Постыдные признания возмутили меня до глубины души. И с такими людьми я жила бок о бок и поддерживала дружеские отношения. Мне тут же захотелось пойти и проведать ребенка, которого я отныне считала своим подопечным. Он спал на полу, его рука лежала на руке отца (теперь-то я знала, что он не был его отцом: но ведь он сам пребывал в неведении, и разве нужно было разубеждать его невинные представления?)
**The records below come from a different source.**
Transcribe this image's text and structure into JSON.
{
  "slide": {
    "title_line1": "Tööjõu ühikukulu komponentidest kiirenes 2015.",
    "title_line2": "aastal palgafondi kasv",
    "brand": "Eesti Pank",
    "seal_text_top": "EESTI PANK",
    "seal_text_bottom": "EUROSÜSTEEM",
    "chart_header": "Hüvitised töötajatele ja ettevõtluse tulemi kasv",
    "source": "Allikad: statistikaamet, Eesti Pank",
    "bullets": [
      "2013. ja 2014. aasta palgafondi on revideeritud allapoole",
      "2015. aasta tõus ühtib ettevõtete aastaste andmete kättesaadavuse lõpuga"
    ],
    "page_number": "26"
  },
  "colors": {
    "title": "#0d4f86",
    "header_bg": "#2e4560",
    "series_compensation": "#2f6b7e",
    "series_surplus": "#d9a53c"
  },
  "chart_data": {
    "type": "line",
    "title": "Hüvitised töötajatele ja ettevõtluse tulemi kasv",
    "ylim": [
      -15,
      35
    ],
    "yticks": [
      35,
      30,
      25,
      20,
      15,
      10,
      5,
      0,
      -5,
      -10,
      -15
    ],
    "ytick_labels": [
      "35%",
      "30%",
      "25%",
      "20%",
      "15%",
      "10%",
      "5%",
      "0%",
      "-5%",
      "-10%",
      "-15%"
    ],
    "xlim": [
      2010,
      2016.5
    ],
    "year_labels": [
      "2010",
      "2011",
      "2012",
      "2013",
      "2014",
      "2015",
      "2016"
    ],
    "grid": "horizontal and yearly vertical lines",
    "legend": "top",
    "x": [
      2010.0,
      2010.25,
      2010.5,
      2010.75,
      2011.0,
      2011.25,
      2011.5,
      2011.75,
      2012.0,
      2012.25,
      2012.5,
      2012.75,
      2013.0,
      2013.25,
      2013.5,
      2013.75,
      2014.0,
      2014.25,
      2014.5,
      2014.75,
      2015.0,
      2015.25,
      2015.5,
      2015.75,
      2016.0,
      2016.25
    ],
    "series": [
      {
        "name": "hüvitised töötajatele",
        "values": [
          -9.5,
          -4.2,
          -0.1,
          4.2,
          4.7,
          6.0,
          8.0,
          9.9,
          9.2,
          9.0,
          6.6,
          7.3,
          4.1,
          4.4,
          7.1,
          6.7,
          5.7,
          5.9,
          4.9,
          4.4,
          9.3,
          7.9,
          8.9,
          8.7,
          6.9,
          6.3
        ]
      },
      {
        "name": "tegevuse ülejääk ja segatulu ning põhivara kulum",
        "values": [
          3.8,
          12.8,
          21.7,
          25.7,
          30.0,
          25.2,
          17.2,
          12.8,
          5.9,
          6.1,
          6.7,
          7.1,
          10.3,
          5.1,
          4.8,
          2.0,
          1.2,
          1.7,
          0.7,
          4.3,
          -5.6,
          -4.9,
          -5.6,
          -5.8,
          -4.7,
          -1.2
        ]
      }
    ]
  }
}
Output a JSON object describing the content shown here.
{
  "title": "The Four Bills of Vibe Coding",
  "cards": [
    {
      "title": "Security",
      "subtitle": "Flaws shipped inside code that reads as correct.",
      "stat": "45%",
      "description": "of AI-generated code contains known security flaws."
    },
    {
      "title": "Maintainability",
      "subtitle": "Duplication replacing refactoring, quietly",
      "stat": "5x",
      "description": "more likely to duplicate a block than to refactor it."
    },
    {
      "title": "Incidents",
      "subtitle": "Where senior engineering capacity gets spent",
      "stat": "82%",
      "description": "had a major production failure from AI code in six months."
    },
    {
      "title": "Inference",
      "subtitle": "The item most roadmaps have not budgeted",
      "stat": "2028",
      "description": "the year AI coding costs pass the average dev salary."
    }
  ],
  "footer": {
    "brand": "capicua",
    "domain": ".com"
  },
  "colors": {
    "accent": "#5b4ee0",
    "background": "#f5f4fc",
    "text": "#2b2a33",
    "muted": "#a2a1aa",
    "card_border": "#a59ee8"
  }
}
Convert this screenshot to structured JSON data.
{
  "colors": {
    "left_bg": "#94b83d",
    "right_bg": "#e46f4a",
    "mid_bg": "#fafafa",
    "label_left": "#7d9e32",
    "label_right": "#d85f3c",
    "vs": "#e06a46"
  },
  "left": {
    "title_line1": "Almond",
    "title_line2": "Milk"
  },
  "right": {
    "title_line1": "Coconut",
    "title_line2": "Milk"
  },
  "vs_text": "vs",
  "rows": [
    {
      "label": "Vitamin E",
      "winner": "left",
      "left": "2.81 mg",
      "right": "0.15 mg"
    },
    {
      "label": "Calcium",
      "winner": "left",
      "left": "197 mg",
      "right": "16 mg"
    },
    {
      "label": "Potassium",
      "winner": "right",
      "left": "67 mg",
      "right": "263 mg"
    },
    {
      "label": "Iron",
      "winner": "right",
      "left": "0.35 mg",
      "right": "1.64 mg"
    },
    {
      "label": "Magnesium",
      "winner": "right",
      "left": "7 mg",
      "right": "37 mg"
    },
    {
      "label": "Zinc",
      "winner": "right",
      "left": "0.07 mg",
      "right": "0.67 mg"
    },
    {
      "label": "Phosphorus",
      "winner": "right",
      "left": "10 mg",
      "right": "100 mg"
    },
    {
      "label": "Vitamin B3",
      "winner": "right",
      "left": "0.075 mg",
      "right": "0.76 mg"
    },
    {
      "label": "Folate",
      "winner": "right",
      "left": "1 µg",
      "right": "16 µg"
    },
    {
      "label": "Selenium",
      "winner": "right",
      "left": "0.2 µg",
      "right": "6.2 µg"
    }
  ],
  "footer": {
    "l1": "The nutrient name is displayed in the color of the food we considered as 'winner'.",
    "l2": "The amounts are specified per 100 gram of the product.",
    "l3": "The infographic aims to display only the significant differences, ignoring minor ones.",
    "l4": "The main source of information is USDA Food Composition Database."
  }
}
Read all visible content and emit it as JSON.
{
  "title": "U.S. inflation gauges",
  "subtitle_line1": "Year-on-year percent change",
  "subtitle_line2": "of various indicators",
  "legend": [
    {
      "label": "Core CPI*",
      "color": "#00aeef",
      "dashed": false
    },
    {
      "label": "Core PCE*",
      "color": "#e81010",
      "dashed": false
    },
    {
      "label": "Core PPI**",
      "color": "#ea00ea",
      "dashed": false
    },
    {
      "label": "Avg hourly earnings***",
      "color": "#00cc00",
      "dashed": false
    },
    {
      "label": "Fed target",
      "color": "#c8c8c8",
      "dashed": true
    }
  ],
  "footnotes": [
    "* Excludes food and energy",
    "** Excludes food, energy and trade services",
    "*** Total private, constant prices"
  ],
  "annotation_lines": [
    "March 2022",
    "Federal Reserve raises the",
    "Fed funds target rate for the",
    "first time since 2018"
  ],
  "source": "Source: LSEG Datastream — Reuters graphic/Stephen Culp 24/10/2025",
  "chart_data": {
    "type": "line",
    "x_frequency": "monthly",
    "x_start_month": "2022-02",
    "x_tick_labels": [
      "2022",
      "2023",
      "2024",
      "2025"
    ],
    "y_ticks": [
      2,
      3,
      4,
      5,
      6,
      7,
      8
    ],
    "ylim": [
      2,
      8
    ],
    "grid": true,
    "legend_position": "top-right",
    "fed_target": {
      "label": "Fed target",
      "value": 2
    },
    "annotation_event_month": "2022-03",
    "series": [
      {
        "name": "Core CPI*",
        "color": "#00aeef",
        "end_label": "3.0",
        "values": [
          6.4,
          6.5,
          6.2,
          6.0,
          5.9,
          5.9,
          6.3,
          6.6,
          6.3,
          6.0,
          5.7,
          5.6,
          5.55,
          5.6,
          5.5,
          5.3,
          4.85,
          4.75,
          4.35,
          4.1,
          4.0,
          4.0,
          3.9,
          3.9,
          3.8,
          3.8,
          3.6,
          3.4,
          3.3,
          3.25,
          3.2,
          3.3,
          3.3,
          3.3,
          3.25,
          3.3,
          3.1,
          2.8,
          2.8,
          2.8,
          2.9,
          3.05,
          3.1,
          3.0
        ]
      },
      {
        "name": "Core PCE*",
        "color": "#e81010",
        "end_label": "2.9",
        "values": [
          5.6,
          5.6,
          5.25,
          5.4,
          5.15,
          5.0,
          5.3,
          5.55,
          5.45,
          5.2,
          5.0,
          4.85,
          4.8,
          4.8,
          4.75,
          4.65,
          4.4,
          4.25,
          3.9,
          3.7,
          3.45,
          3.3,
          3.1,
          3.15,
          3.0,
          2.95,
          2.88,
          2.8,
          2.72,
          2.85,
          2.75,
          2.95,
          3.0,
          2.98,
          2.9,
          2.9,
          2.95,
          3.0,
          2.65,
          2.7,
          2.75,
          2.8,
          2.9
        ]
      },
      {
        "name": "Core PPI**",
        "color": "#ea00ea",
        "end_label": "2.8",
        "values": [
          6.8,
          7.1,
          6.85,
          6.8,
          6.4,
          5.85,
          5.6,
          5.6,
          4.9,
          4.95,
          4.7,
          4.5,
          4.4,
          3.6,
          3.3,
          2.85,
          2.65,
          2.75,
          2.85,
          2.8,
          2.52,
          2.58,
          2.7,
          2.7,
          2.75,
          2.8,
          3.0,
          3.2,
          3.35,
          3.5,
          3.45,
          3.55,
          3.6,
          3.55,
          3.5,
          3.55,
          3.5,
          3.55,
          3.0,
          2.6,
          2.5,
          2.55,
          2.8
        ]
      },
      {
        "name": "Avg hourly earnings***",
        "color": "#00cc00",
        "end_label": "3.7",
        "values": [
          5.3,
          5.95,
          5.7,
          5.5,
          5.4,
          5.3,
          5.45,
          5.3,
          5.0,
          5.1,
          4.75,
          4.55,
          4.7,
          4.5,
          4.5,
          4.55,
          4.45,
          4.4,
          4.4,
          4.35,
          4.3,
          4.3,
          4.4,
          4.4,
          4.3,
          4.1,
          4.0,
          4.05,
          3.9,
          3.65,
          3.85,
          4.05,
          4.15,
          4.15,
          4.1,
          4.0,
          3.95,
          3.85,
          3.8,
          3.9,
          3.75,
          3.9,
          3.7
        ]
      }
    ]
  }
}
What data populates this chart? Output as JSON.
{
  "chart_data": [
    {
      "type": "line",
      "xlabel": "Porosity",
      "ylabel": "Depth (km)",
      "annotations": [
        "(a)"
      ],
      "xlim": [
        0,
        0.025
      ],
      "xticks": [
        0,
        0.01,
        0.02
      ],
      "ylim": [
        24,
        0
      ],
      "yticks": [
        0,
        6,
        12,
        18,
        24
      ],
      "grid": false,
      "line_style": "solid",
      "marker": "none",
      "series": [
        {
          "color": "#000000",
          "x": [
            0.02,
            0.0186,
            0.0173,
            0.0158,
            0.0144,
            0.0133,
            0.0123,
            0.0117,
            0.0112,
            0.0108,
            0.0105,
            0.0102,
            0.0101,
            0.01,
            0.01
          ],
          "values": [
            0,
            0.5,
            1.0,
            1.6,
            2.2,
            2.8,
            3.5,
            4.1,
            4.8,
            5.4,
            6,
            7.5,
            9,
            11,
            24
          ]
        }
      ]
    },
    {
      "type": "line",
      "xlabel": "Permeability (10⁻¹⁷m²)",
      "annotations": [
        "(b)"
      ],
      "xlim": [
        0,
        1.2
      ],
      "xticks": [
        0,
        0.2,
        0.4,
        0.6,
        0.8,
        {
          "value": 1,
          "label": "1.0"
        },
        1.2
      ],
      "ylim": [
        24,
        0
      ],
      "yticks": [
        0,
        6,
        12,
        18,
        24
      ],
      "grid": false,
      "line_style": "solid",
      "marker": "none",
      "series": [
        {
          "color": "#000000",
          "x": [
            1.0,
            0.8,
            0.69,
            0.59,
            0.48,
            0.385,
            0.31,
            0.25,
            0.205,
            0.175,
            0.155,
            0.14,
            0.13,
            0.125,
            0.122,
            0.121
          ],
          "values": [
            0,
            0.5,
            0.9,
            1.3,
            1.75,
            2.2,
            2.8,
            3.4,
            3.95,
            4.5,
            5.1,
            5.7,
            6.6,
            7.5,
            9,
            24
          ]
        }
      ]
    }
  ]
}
Так он и лежал, и при свете свечей, стоявших подле гроба, его длинные ресницы бросали тень на щеки.
Я протестантка и практичная женщина: настолько практичная, что сразу подумала, что он легко может сбить во сне один из подсвечников и устроить пожар в гостинице. Но то была мимолетная мысль. Клянусь, если бы какой-то художник рисовал образ спящего младенца-Иисуса, он не нашел бы лучшей модели. И это дитя я должна была лишить наследства.
Нет, никогда!
Ему незачем было знать о том, что я одна и знала.
Однако я не могла отдать его под опеку женщины вроде Маргарет. Тем более, что письмо Килкорана наделяло меня в этом смысле определенными полномочиями.
Глава X
Похороны состоялись на следующий день.
Чтобы немного отвлечься, я совершила прогулку по городу. Первым, что мне попалось на глаза, было объявление о смерти Килкорана — нелепый панегирик о достоинствах покойного и его заслугах перед большим, важным городом Остраке. Я не была настроена юмористически, скорее саркастически. Статья заканчивалась так:
«Торжественная панихида состоится завтра в церкви Нотр-Дам: нам доподлинно известно, что оркестром в полном составе будет исполнен «Реквием» нашего прославленного соотечественника (или как он был там назван, «citoyen») Сибрандта ван ден Вельдена. Партию первой скрипки будет играть синьор Сарини (кажется, так), в связи с чем рекомендуем любителям музыки посетить указанное мероприятие, даже если они не являются друзьями покойного. Погребение назначено на четверть двенадцатого».
Каким образом здесь вновь оказался Сибрандт ван ден Вельден? Довольно несчастий от него было при жизни. Почему же на погребении Килкорана опять навязывают его музыку?